The owner of the edition is “moved” to see young people creating representative books

Winsome Duncan launched the “Look Like Me Book Challenge CIC” in 2019 to help teach young people literacy and social skills.

October 27, 2022

The publishing house owner says seeing budding young authors working on books with characters that look like them has made her “really emotional” because the literature will serve as a legacy that will represent their “amazing” ideas. “.

Winsome Duncan, who is based in Bermondsey and is the owner of publishing house Peaches Publications Ltd, launched the ‘Look Like Me Book Challenge CIC’ in October 2019 – a charity that supports young people aged between seven and 18 across the UK with their literacy, creative writing, storytelling, peer mentoring and social skills, as well as teaching about the role diversity plays in the publishing industry.

Sadiq Khan, Winsome Duncan and Andre Fyffe at the Mayor’s Black History Month Opening Reception at City Hall (Winsome Duncan)

After reading the Reflecting Realities report in 2019, which she said mentioned that less than 10% of children’s books in the UK had black, Asian or minority ethnic characters, she said she felt compelled to try to change the narrative of the British publishing industry by having black and brown characters in her books.

“I am deeply saddened that inanimate objects are more likely to present than a black and brown face, animals are more likely to present than a black or brown face,” the 45-year-old told the agency. press release, during Black History. Month.

“When I read this it provided the impetus to launch the ‘Look Like Me Book Challenge CIC’ and our mission is truly to provide safe spaces for creative expression, telling the experiences of those in groups under -represented and marginalized, especially young people, with a broader intention to leave a mark of legacies in British literature.

The first intergenerational book made as part of the challenge during the first lockdown was The Popcorn House – Teamwork Makes The Dream Work, which is about “two superhero cousins ​​Zion and Neveah who through teamwork discover the magical land of Kalaria while staying with their beloved grandparents to lodge”.

Book cover
Book cover of ‘The Popcorn House – Teamwork Makes the Dream Work’ (Look Like Me Book Challenge CIC)

It received contributions from 30 authors online, who were “these budding young authors were full of amazing character ideas and storytelling concepts,” Ms Duncan said.

“We had so much fun – we went for a photoshoot in Canary Wharf. From this cohort, four of these young people over the past three years have been our Youth Ambassadors and some of them are even business owners .

She added that the “next phase is now working on securing investment in our pilot 3D animation trailer in a series for ‘The Popcorn House'”.

A group of young authors are also publishing an Afro-Caribbean-inspired manga-style comic called Ashe The Justice Warrior, which focuses on racism in football and how young people can better manage their health. mental state and their well-being.

Ashe The Justice Warrior (Look Like Me Book Challenge CIC)

“We worked with young people aged 13 to 18 and we had a group of 32 young people online and two of them were footballers playing in the amateur league – one was a boy and the other was a girl” , Ms. Duncan said.

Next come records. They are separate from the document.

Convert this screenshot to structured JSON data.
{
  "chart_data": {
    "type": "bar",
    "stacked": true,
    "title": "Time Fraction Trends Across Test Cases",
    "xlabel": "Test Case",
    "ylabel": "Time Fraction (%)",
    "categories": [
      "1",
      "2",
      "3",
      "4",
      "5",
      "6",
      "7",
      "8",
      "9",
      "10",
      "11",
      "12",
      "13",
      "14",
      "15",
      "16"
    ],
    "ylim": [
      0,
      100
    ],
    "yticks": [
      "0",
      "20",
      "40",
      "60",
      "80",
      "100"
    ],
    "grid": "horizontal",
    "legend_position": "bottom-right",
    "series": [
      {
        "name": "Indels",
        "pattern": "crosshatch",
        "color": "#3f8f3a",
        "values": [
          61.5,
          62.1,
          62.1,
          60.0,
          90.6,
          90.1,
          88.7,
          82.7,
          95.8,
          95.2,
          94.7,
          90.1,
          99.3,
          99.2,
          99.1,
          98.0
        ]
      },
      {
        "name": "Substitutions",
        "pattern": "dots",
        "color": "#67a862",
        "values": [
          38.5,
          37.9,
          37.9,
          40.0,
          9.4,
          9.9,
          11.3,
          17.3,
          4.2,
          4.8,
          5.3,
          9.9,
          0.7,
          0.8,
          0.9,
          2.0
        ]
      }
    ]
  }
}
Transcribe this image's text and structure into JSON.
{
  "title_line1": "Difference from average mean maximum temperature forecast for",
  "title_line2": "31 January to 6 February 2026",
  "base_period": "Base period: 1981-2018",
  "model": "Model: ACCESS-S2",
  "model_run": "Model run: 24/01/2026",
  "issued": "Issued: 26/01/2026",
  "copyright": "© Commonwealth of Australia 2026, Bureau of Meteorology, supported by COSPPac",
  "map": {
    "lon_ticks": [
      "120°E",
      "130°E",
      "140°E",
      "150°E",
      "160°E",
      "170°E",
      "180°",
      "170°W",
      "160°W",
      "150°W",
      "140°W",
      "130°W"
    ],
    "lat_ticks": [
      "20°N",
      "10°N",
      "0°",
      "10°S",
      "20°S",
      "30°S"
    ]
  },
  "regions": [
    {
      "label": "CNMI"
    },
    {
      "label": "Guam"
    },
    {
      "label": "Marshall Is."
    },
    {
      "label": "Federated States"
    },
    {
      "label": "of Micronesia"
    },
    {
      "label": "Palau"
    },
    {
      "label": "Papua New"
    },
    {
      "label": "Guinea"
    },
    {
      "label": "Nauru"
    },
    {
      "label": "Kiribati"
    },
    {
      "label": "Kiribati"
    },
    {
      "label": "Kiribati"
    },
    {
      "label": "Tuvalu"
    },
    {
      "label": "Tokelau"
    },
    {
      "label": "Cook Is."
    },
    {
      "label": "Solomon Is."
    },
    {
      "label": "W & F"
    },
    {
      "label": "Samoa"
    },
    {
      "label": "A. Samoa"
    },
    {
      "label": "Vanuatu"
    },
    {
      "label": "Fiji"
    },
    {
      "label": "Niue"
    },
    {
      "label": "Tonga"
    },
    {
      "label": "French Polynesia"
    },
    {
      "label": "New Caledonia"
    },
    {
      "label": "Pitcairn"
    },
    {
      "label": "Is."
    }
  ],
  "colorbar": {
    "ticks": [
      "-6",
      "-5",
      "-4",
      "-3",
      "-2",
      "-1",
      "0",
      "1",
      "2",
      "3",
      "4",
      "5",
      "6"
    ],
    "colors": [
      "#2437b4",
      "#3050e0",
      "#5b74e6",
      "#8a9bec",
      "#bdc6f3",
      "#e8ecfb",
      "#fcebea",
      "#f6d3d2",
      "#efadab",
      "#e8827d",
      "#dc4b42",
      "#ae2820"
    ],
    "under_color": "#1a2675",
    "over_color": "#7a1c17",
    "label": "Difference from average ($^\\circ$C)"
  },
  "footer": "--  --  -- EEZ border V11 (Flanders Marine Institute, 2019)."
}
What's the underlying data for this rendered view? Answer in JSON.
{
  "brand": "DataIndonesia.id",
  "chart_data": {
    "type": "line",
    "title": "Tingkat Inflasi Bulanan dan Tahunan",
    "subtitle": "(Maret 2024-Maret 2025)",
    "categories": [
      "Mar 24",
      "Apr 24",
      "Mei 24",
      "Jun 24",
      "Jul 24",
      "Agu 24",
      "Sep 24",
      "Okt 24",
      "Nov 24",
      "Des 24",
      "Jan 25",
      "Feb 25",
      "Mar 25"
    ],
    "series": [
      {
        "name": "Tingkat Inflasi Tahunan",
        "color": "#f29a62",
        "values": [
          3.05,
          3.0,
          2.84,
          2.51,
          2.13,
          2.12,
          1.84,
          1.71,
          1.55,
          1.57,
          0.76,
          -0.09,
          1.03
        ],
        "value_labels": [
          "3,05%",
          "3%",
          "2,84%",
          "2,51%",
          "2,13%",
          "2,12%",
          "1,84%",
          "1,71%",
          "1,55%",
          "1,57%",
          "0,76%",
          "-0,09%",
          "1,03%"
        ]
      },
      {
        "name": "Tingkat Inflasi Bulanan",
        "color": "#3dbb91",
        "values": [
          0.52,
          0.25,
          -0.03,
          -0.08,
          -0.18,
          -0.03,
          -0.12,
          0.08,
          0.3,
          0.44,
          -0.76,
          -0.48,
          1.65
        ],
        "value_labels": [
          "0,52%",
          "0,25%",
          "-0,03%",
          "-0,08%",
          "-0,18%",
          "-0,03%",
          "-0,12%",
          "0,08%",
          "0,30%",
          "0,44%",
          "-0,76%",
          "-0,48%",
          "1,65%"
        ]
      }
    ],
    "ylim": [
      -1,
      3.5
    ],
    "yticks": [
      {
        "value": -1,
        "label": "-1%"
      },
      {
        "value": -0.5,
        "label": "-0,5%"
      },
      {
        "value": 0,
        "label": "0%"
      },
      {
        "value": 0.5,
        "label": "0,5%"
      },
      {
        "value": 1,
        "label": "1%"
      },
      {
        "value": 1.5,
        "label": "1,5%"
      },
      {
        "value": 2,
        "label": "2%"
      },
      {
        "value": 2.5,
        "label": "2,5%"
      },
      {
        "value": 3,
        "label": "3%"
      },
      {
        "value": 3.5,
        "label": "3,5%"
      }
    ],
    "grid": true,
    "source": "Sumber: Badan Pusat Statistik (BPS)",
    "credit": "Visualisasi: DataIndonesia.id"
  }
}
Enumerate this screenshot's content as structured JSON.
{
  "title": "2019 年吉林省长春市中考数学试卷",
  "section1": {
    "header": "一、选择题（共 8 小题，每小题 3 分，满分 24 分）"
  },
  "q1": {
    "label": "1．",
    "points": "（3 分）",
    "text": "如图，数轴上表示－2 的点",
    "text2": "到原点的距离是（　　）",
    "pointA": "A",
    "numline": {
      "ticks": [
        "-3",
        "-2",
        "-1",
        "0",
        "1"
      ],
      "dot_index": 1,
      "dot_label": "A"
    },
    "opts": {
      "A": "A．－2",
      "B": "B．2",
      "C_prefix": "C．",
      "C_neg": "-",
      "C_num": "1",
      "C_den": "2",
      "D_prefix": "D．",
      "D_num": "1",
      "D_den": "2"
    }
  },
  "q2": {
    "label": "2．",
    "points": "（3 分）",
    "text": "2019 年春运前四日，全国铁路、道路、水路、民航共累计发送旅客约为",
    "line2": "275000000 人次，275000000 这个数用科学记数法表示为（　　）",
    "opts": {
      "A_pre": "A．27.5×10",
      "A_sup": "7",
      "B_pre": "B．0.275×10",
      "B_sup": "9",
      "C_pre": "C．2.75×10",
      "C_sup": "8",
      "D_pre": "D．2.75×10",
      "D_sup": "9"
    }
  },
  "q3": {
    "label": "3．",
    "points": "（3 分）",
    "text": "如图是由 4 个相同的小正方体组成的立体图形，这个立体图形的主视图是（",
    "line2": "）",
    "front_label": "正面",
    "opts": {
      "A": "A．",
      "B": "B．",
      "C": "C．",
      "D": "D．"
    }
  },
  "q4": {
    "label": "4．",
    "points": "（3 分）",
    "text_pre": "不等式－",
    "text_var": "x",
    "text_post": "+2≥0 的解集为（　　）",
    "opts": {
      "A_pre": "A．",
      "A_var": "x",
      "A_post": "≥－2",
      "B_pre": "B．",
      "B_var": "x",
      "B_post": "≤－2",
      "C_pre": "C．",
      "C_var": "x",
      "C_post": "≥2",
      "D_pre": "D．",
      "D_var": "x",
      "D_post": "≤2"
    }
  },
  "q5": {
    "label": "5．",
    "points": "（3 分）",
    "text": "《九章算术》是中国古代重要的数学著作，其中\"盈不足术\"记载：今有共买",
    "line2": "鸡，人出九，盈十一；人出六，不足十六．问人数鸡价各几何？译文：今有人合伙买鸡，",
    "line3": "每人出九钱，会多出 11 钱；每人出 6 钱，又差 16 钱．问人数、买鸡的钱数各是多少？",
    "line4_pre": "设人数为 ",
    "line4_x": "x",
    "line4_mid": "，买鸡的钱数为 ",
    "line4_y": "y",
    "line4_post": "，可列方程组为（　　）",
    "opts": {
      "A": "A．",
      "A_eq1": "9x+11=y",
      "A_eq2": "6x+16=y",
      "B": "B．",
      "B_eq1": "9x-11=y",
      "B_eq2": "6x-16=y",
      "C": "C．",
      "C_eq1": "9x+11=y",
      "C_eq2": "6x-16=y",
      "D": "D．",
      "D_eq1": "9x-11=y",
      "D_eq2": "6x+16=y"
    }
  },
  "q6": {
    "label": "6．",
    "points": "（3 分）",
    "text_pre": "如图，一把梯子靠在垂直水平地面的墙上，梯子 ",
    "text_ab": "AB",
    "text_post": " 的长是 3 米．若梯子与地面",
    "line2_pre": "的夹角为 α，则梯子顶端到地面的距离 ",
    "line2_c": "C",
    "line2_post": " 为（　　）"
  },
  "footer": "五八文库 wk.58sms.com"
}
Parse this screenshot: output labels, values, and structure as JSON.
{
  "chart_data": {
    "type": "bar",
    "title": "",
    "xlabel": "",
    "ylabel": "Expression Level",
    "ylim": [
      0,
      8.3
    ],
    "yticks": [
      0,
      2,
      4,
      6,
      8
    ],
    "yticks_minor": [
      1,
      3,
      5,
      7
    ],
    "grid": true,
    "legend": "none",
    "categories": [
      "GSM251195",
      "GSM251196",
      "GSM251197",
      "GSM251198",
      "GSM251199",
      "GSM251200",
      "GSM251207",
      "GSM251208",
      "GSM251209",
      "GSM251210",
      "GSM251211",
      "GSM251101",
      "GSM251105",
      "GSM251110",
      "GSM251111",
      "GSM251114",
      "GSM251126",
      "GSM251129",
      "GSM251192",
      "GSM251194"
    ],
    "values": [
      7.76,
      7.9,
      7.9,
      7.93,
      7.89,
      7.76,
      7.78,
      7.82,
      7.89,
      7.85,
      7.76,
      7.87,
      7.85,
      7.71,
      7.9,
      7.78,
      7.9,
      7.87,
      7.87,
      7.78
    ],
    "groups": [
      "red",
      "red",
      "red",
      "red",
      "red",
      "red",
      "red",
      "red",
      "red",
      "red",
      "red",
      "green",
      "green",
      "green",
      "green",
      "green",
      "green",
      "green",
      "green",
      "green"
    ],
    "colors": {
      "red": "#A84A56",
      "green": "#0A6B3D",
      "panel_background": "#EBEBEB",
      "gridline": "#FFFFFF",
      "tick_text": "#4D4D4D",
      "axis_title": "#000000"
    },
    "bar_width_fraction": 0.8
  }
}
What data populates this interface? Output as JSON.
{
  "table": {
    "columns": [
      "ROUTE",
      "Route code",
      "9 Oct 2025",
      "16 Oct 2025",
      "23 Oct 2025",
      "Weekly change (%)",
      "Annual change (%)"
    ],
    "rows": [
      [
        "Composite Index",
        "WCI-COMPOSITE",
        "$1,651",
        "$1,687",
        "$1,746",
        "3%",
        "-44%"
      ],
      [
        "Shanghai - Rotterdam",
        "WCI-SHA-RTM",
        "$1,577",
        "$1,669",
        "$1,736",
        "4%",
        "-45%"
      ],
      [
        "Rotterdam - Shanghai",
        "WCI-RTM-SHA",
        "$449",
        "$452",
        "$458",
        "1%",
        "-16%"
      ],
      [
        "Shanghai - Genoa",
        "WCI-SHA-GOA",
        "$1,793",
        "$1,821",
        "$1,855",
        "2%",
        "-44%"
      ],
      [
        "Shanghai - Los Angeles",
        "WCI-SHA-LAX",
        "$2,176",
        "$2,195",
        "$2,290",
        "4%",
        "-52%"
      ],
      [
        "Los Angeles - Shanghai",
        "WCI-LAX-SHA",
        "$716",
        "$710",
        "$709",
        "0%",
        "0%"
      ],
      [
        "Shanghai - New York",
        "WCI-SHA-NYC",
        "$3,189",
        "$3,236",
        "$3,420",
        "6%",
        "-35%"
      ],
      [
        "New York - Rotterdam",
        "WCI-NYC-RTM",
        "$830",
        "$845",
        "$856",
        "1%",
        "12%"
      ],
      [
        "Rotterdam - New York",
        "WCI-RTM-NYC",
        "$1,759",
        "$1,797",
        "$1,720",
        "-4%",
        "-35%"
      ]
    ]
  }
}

“These characters are at the heart of the comic – which has an Afro-Caribbean influence – and what’s interesting about the comic is that once they read it, they will have the opportunity to create and design their own comic afterwards.

“What we want to do is nurture talent, we want people to generate their own ideas and be seen in pop culture and we couldn’t have done this type of work without the support of the National Lottery Awards for All and UnLtd.”

Ms Duncan said guiding young people through the publishing process has been “really inspiring and motivating for creating legacy authors” and produced many tears of happiness.

“I cried so many times because my story matters, their story matters, our stories matter,” she said.

“I’m a melanin woman and I feel like the world needs to hear all of their creative ideas from children of color and it’s imperative for me to fulfill my destiny to be a creative force for good and to help young BAME authors to become visible in the traditional media.

“It will allow them to reach their potential, so they can continue to write more number 1 bestselling books and create images that portray them in a positive light as part of the characters they create.”

She added that working on books has also helped “boost their confidence, increase their self-esteem, improve their public presentation skills, and provide them with acting and media opportunities” and made them feel to “be part of a team”.

“And that’s why it’s so important to me to get these authors to leave their legacy in the books and tell their stories.”